Extreme weather and marriage among girls and women in Bangladesh

Summary & Objectives

The paper investigates how extreme weather, specifically heat waves and dry spells, affects the timing and conditions of first marriage among girls and young women (11–23 years) in southwest Bangladesh. It tests whether extreme heat and rainfall deficits increase the likelihood of marrying in the year of or after an event, whether this effect is strongest for younger girls, and whether marriages contracted during these shocks are of lower “quality” in terms of household socio-economic status, husband’s education and his acceptance of intimate partner violence.

Findings

Using event-history models on 3,636 person-years from 615 women linked with climate indices (1989–2013), the study finds that moderate to severe heat waves significantly increase the risk of marriage in the same year and the following year, with a sharp rise once heat waves exceed about 15 days.

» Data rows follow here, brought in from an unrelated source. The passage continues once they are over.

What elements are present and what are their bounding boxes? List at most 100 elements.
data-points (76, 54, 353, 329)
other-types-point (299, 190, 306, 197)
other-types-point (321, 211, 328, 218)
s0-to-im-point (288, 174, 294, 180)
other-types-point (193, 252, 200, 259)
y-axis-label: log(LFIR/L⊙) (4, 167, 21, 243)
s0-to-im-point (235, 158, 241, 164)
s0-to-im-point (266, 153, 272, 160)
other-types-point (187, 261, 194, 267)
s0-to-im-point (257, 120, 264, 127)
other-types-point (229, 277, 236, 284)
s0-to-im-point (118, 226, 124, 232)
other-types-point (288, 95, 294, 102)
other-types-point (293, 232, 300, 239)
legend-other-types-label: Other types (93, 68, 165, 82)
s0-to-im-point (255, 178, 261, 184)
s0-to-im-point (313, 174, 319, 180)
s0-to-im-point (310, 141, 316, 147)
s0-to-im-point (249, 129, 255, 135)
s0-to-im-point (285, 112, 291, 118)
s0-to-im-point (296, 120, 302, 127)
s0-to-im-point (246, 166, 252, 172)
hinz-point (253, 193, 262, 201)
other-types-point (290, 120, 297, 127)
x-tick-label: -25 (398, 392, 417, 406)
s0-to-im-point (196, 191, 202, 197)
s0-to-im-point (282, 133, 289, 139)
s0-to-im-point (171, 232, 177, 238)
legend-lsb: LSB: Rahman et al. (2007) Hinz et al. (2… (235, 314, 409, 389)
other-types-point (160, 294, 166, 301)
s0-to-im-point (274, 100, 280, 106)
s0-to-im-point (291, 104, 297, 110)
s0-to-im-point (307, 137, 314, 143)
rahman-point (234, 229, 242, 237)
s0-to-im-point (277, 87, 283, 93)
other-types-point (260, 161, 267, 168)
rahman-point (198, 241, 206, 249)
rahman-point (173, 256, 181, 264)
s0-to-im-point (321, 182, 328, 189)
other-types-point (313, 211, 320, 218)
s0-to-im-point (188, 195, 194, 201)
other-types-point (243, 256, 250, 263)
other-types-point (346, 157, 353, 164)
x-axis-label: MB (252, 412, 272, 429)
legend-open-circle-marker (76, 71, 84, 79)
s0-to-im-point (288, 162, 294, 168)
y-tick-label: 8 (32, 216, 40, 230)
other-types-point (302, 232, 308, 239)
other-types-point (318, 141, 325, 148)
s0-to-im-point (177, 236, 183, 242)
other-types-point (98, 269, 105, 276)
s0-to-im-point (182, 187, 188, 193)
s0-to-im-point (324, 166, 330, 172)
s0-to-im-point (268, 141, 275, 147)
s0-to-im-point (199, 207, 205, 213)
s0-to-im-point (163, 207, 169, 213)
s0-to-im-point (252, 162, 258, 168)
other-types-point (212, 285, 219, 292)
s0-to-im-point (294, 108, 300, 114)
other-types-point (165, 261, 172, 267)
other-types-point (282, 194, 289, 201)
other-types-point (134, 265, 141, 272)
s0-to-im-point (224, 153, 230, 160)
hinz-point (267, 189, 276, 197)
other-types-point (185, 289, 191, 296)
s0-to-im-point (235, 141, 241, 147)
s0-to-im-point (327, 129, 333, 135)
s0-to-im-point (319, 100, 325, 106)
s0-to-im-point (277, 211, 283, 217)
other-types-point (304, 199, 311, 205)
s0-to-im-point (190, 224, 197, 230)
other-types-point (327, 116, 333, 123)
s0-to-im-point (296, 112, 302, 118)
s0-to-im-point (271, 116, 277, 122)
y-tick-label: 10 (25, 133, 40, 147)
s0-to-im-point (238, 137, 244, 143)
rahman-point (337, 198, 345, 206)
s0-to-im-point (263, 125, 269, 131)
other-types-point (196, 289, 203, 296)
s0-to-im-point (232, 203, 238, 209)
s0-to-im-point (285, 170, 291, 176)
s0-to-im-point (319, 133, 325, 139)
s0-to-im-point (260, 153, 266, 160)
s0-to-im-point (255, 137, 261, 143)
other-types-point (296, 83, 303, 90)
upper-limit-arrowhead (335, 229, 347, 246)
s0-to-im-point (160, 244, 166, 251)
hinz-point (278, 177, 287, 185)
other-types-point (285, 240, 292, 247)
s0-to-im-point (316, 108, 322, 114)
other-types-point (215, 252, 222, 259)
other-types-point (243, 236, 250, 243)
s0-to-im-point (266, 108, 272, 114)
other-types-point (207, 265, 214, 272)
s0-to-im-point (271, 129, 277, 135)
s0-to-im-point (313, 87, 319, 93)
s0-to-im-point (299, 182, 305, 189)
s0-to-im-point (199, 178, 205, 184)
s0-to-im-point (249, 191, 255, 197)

The effect is strongest for women aged 18–23, but severe heat also raises child marriage risk for girls 11–17. Dry spells do not significantly change marriage timing. However, women who married in years with long heat waves entered poorer households and married less educated husbands, and women who married in years with long dry spells were more likely to have husbands with low education and supportive attitudes toward wife beating. Together, the results suggest that during climate shocks families may cope by hastening daughters’ marriages or accepting less desirable proposals.

Recommendations

The authors argue that climate adaptation and child marriage strategies must be linked, as climate shocks can increase both the incidence and disadvantages of early and young women’s marriage. Policies should prioritise measures that reduce households’ need to use daughters’ marriage as a coping strategy; such as social protection, livelihood support and education retention for girls in climate-vulnerable areas, and explicitly integrate girls’ marriage risks into climate and disaster planning. They also call for further research on how household economic conditions, dowry dynamics and available adaptation options shape marriage decisions under environmental stress.